Working with geometry using numpy.
Maintained by Dan-Patterson
Links to tool and script documentation
Background Documentation Links
NOTE
1 This is the main working repository for arcpro_npg. I update that when major work is complete here.
2 See the Docs folder for other documentation, or click on the links above.
3 The arcpro_npg folder contains the scripts associated with the Geo array, a subclass of a numpy ndarray. The script, tbx_tools.py is the controlling script associated with the npGeom.tbx toolbox.
4 Folder structure in this repository.
- numpy_geometry
- arcpro_npg : main folder for numpy geometry and FreeTools
- images : documentation images
- npg : toolbox and main script
- npg : scripts location
- Docs : main and ancillary documentation
- images : main documentation images
A numpy geometry class and functions with a focus on polygon/polyline geometry. Some methods for converting other geometry representations are provided, but limited to geojson and ESRI featureclasses. The current incarnation is restricted to 2D vector geometry using the NumPy ndarray as its base.
This is a work in progress, so bear with me. The intent of the Geo class is to treat the geometry of featureclasses as one entity.
See npGeo.py in subsequent sections for details.
Converting geojson or esri's arcpy geometry objects to array representations is contained in npg_io.py.
Most approaches I have see so far tend to construct the geometric representations of geometries using some variant of arcpy cursors.

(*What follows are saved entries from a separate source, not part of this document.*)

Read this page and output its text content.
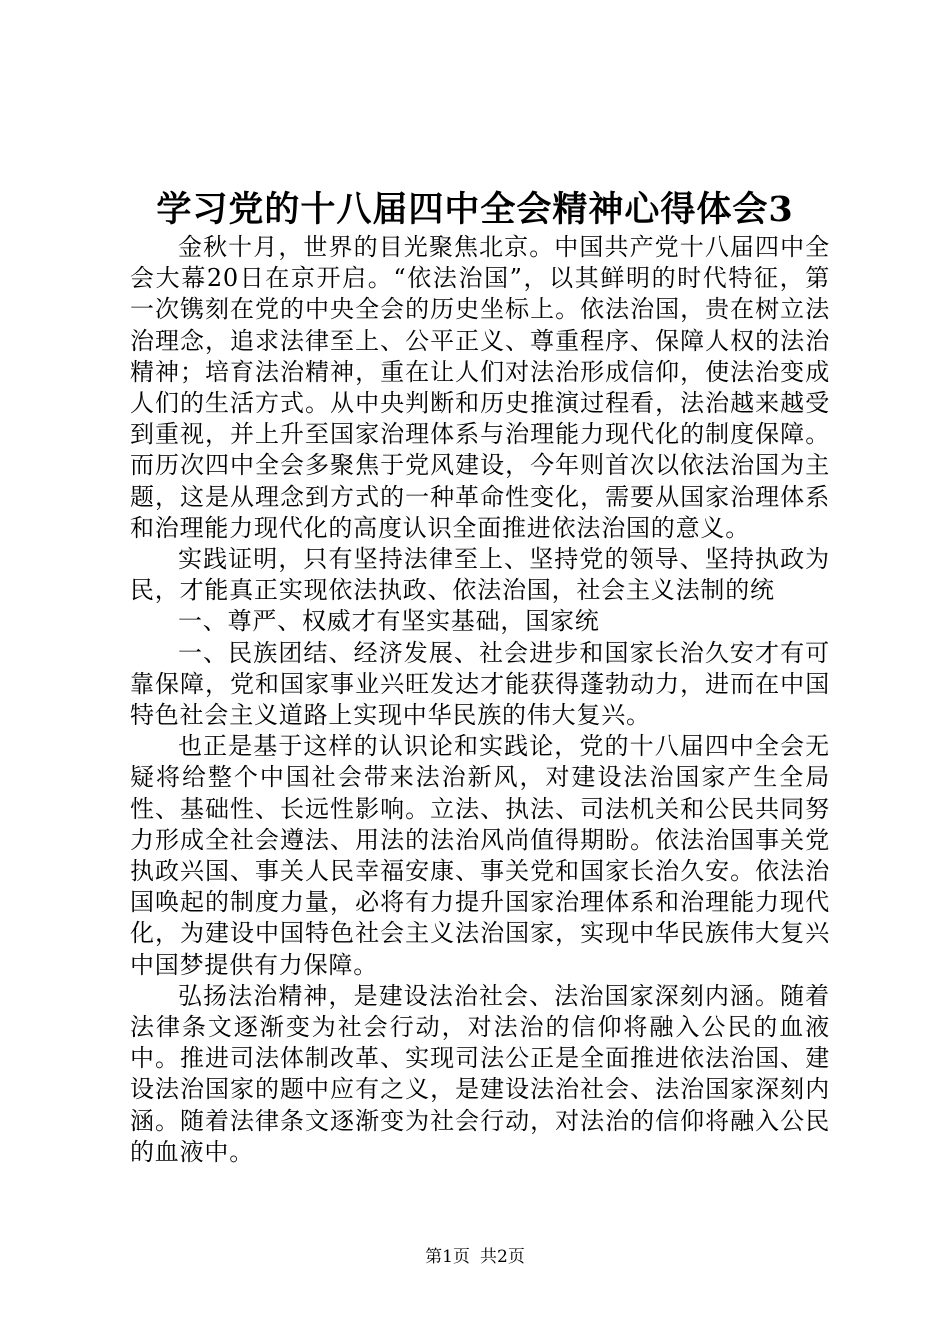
学习党的十八届四中全会精神心得体会3

金秋十月，世界的目光聚焦北京。中国共产党十八届四中全会大幕20日在京开启。“依法治国”，以其鲜明的时代特征，第一次镌刻在党的中央全会的历史坐标上。依法治国，贵在树立法治理念，追求法律至上、公平正义、尊重程序、保障人权的法治精神；培育法治精神，重在让人们对法治形成信仰，使法治变成人们的生活方式。从中央判断和历史推演过程看，法治越来越受到重视，并上升至国家治理体系与治理能力现代化的制度保障。而历次四中全会多聚焦于党风建设，今年则首次以依法治国为主题，这是从理念到方式的一种革命性变化，需要从国家治理体系和治理能力现代化的高度认识全面推进依法治国的意义。

实践证明，只有坚持法律至上、坚持党的领导、坚持执政为民，才能真正实现依法执政、依法治国，社会主义法制的统

一、尊严、权威才有坚实基础，国家统

一、民族团结、经济发展、社会进步和国家长治久安才有可靠保障，党和国家事业兴旺发达才能获得蓬勃动力，进而在中国特色社会主义道路上实现中华民族的伟大复兴。

也正是基于这样的认识论和实践论，党的十八届四中全会无疑将给整个中国社会带来法治新风，对建设法治国家产生全局性、基础性、长远性影响。立法、执法、司法机关和公民共同努力形成全社会遵法、用法的法治风尚值得期盼。依法治国事关党执政兴国、事关人民幸福安康、事关党和国家长治久安。依法治国唤起的制度力量，必将有力提升国家治理体系和治理能力现代化，为建设中国特色社会主义法治国家，实现中华民族伟大复兴中国梦提供有力保障。

弘扬法治精神，是建设法治社会、法治国家深刻内涵。随着法律条文逐渐变为社会行动，对法治的信仰将融入公民的血液中。推进司法体制改革、实现司法公正是全面推进依法治国、建设法治国家的题中应有之义，是建设法治社会、法治国家深刻内涵。随着法律条文逐渐变为社会行动，对法治的信仰将融入公民的血液中。

第1页 共2页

When trying to work with numpy and the geometries, this creates problems since geometry is rarely a collection of simple shapes (eg. rectangles, circles, triangles).
Object arrays (aka ragged arrays) containing the coordinates are the norm. An object array is created when the number of points per feature and/or feature part are not uniform.
For example, a square with a triangular hole in it, will have an outer ring, oriented clockwise consisting of a list of 5 points with the first and last point being the same. The triangular hole will be represented by 4 points oriented counterclockwise.
Now that arrangement of points can be used to represent a polygon, a closed-loop polyline or a multipoint.
The same points can be used to represent 3 distinctly different geometric objects.
What I set out to do was create a uniform 2D array of coordinates and a companion array which denotes the feature ID and the from-to point pairs plus other useful information.
This is similar to esri's FeatureClassToNumPy array approach, but that particular function and its inverse, are only useful for simple singlepart geometries.
I will document and build on these tools set with examples.
Generally, I am only working with featureclasses stored in a file geodatabase. None of this web-based stuff.
There are tools to derive geometries from geojson format or other formats capable of generating array-like structures.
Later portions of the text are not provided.